Convergent Multimodal Evidence of Cortical Excitation-Inhibition Imbalance in Psychosis

Psychosis is increasingly understood as a disorder of disrupted cortical excitation-inhibition balance, yet robust non-invasive translational biomarkers remain lacking. The resting-state fMRI Hurst exponent (HE) and EEG aperiodic spectral exponent are promising complementary biomarkers, with lower values in each proposed to reflect a shift towards cortical hyperexcitability, but they have not been jointly examined in psychosis, and the spatial and molecular architecture of HE alterations remains poorly defined. We therefore tested for convergent systems-level signatures across independent cohorts and modalities, using resting-state fMRI (107 patients, 53 controls) and EEG (547 patients, 363 controls). Whole-brain and regional HE were estimated using wavelet methods, and EEG aperiodic exponents were quantified using spectral parameterisation. Compared with healthy controls, individuals with psychosis showed reduced whole-brain HE and widespread regional reductions.
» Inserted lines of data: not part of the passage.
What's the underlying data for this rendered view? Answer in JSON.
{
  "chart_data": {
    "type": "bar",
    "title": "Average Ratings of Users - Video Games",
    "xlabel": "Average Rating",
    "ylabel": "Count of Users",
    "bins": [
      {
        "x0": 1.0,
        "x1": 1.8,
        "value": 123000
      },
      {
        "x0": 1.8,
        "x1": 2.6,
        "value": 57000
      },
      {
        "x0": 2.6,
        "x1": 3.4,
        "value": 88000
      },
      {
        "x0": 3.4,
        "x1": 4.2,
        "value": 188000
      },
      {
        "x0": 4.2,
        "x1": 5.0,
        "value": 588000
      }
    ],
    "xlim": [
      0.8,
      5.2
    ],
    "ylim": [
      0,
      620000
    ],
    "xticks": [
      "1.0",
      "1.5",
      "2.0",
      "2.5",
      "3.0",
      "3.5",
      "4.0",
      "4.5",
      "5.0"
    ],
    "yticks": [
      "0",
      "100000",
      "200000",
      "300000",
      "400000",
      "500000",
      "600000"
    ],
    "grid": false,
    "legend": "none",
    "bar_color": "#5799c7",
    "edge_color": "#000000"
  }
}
Regional HE case-control differences were associated with cortical gene-expression patterns, with enrichment for potassium channel and GABA receptor pathways, and correlated with noradrenergic, muscarinic, serotonergic, glutamatergic and dopaminergic receptor density maps, but not with cortical thickness or symptom or cognitive measures. In the independent EEG cohort, psychosis was similarly associated with a reduced aperiodic spectral exponent. Together, these findings provide cross-modal evidence for altered cortical resting-state dynamics in psychosis, consistent with a shift towards cortical hyperexcitability. Integration with receptor-density and transcriptomic maps implicates biologically plausible molecular pathways and supports HE and EEG aperiodic activity as scalable translational biomarkers in psychosis.